Pink edge: Error anomaly detected in traffic between the services.
Blue and pink striped edge: Both latency and error anomalies detected in traffic between the services.
Dots beside nodes (showing anomalies within a service):
Blue dot: The service is experiencing latency anomalies.
Pink dot: The service is experiencing error anomalies.
Conseil
If you see a node with an anomaly dot but some connecting edges aren't color-coded, this is because anomalies are calculated independently for nodes and edges. For example, a latency anomaly might only occur along some of the call paths to that entity.
Filter anomalies by type
Use the interactive legend at the top of the map to focus on specific anomaly types:
Click Latency in the legend to show only latency anomalies (removes error indicators from view).
Click Errors in the legend to show only error anomalies (removes latency indicators from view).
This filtering helps you remove noise when you want to focus on one type of performance issue.
To keep your map organized, the map automatically groups entities with low anomaly scores into clusters. You can expand clusters to view individual entities as needed.
To view and manage entities within a cluster:
Click on a cluster node. A list of all entities in that cluster appears in the right panel.
To display an entity separately on the map, click its visibility icon in the right panel.
Use multi-select mode when you need to investigate traces that pass through specific entities in your service architecture. This helps you narrow down your analysis to understand how particular services interact within a trace path.
To filter by multiple entities:
Click the cursor icon in the top right corner to enter multi-select mode.
Click the entities you want to include. A sidebar tracks your selections.
Click Apply to redraw the map showing only traces that pass through both the focal node and your selected entities.
In multi-select mode:
You can select individual entities only. Clusters cannot be added.
The focal node always remains in the filter and cannot be removed.
Conseil
When filtering by multiple entities, you may get an empty map if those entities don't appear together in any trace. To avoid this, apply one entity filter at a time to incrementally narrow down the map.
When you need to investigate a specific service's performance and its relationship with the focal node, click any entity on the map to open a detailed sidebar.
The sidebar helps you:
Access related pages: Use header links to navigate to the entity's APM page or owning team page.
Analyze performance: Review time series charts showing tracing metrics for both the selected entity and focal node. Anomaly badges appear on charts when the entity has performance issues.
Investigate transactions: See which transactions involve the focal node and access detailed transaction information.
View traces: There are two View traces buttons with different filter contexts.

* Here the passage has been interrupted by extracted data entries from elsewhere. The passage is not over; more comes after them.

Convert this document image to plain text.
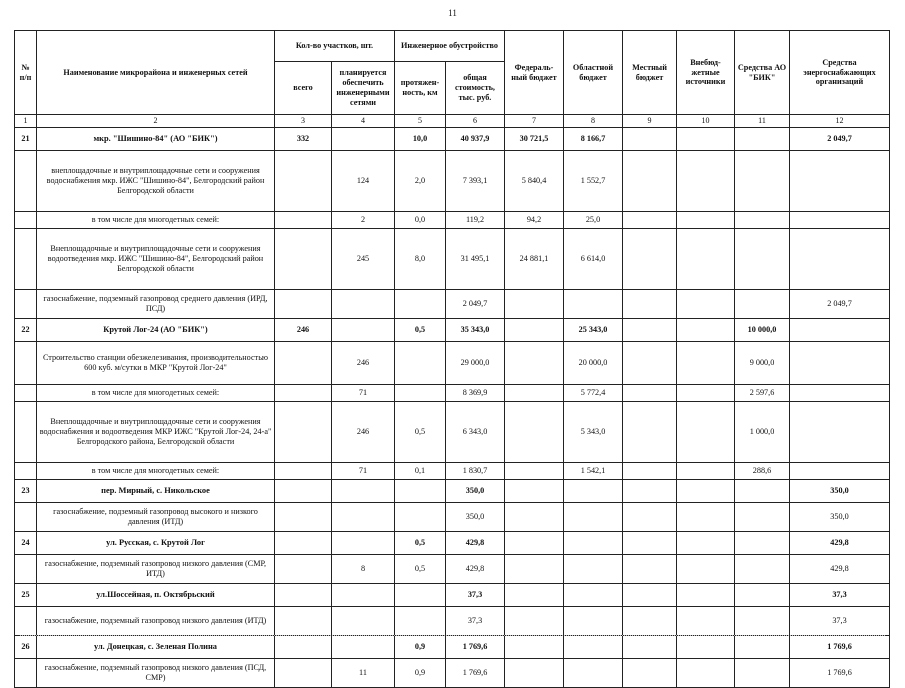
11
№ п/п	Наименование микрорайона и инженерных сетей	Кол-во участков, шт.		Инженерное обустройство		Федераль-ный бюджет	Областной бюджет	Местный бюджет	Внебюд-жетные источники	Средства АО "БИК"	Средства энергоснабжающих организаций
		всего	планируется обеспечить инженерными сетями	протяжен-ность, км	общая стоимость, тыс. руб.						
1	2	3	4	5	6	7	8	9	10	11	12
21	мкр. "Шишино-84" (АО "БИК")	332		10,0	40 937,9	30 721,5	8 166,7				2 049,7
	внеплощадочные и внутриплощадочные сети и сооружения водоснабжения мкр. ИЖС "Шишино-84", Белгородский район Белгородской области		124	2,0	7 393,1	5 840,4	1 552,7				
	в том числе для многодетных семей:		2	0,0	119,2	94,2	25,0				
	Внеплощадочные и внутриплощадочные сети и сооружения водоотведения мкр. ИЖС "Шишино-84", Белгородский район Белгородской области		245	8,0	31 495,1	24 881,1	6 614,0				
	газоснабжение, подземный газопровод среднего давления (ИРД, ПСД)				2 049,7						2 049,7
22	Крутой Лог-24 (АО "БИК")	246		0,5	35 343,0		25 343,0			10 000,0	
	Строительство станции обезжелезивания, производительностью 600 куб. м/сутки в МКР "Крутой Лог-24"		246		29 000,0		20 000,0			9 000,0	
	в том числе для многодетных семей:		71		8 369,9		5 772,4			2 597,6	
	Внеплощадочные и внутриплощадочные сети и сооружения водоснабжения и водоотведения МКР ИЖС "Крутой Лог-24, 24-а" Белгородского района, Белгородской области		246	0,5	6 343,0		5 343,0			1 000,0	
	в том числе для многодетных семей:		71	0,1	1 830,7		1 542,1			288,6	
23	пер. Мирный, с. Никольское				350,0						350,0
	газоснабжение, подземный газопровод высокого и низкого давления (ИТД)				350,0						350,0
24	ул. Русская, с. Крутой Лог			0,5	429,8						429,8
	газоснабжение, подземный газопровод низкого давления (СМР, ИТД)		8	0,5	429,8						429,8
25	ул.Шоссейная, п. Октябрьский				37,3						37,3
	газоснабжение, подземный газопровод низкого давления (ИТД)				37,3						37,3
26	ул. Донецкая, с. Зеленая Полина			0,9	1 769,6						1 769,6
	газоснабжение, подземный газопровод низкого давления (ПСД, СМР)		11	0,9	1 769,6						1 769,6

The button on the main map opens the tracing homepage with all currently applied filters (entity filters, transaction filters, time range). The button in the sidebar opens the tracing homepage with all map filters of the currently selected entities.
Manage ownership: Assign entities to specific teams.
Manage tags: View and add tags to the selected entity.
The performance by transactions table displays time series data for each transaction associated with the focal node. Use this table when you want to focus the map on traces that include a specific transaction.
To filter by a specific transaction:
From the performance by transactions table at the bottom of the dynamic flow map, review the time series data for each transaction.
Click Generate map next to the transaction you want to analyze.
The map redraws showing only traces that include that transaction name.
The time picker lets you select a specific time range to analyze trace data. You can choose from preset time ranges (like last 30 minutes, last hour) or define a custom time range.
To adjust the time window:
Click the time picker at the top of the page.
Select a preset time range or set a custom start and end time.
The map updates to display trace data for the selected time range. If you select a time window longer than 3 hours, the map automatically uses the most recent 3 hours within that window.